To obtain accident benefits pursuant to a policy of automobile insurance in Alberta, one must not only show that the damages arose out of the use and operation of an automobile, but must also establish that the injury or death arose directly and independently of all other causes

27. February 2006 0

Haekel v. Allstate Insurance Co., [2006] A.J. No. 252 Alberta Court of Queen’s Bench

On September 30, 2000, Arruda was driving a motor vehicle insured under a standard automobile insurance policy (the “Policy”) by Allstate Insurance Co. (“Allstate”). The Policy provided death benefits and funeral benefits (“Accident Benefits”) payable to Arruda’s survivors. Arruda was involved in a minor motor vehicle accident with another vehicle. The occupants of the vehicle fired a bullet into Arruda’s car and drove off. Arruda called 911 and was advised to wait at the scene for the arrival of the police. The occupants of the vehicle who attacked Arruda returned after arming themselves with some kitchen knives and a cleaver. Arruda was last seen standing in front of his car with a baseball bat. An altercation occurred and Arruda died from blood loss from stab wounds inflicted by the cleaver.

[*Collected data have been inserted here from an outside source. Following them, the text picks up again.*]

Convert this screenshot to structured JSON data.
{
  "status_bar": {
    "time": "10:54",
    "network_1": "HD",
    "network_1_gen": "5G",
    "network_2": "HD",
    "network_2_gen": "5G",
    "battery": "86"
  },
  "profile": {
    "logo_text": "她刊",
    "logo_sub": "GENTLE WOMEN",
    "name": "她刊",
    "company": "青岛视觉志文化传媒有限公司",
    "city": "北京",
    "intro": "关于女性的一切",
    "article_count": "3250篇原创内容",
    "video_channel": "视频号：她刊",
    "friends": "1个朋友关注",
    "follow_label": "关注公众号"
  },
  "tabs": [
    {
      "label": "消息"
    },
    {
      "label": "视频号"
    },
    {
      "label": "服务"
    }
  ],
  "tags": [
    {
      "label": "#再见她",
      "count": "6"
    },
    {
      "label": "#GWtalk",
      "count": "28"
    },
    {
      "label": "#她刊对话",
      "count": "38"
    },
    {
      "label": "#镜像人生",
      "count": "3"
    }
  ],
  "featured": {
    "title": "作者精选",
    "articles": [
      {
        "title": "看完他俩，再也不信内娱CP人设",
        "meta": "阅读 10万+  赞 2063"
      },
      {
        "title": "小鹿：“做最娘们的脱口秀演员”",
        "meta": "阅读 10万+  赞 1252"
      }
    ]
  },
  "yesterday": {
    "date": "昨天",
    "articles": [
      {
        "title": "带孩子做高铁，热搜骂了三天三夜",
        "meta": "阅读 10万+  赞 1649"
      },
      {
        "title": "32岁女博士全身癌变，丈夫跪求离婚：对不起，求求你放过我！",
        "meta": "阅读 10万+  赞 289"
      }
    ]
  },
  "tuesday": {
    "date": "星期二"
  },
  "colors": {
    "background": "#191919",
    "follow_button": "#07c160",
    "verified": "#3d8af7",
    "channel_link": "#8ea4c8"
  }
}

Haekel was the administrator of Arruda’s estate. Haekel brought an action against Allstate for payment of Accident Benefits under the Policy. The Policy contained the following clause:

The Insurer agrees to pay to or with respect to each insured person as defined in this section who sustains bodily injury or death directly and independently of all other causes by an accident arising out of the use or operation of an automobile.

Read J. noted that Amos v. Insurance Corp. of British Columbia, [1995] 3 S.C.R. 405 stands for the proposition that there need only be a “nexus” between the injury suffered and the operation of the motor vehicle for benefits to be provided. Read J. also observed that the Accident Benefits clause in the Policy contained an additional clause that was not present in Amos, that the bodily injury or death arise directly and independently of all other causes. Counsel were unable to provide any decisions interpreting this clause. Read J. determined that the true intent of the clause, that no benefits are to be paid to insured persons who are injured or killed “directly and independently of all other causes”, required that the presence of a motor vehicle be the dominant feature to constitute the true nature of the claim. In addition, any intervening event outside of the ordinary course of the use or operation of the vehicle (such as a gunshot) would break the chain of causation.

Read J. determined that Mr. Arruda was uninjured after he stopped using his motor vehicle, as he was seen standing in the street outside of his car holding a baseball bat. In Read J.’s view, there was a clear intervening event between Arruda’s use of the vehicle and his death, and that the intervening event was outside the ordinary use or operation of a motor vehicle. Read J. concluded that Allstate was not required to pay Section B benefits and dismissed the action.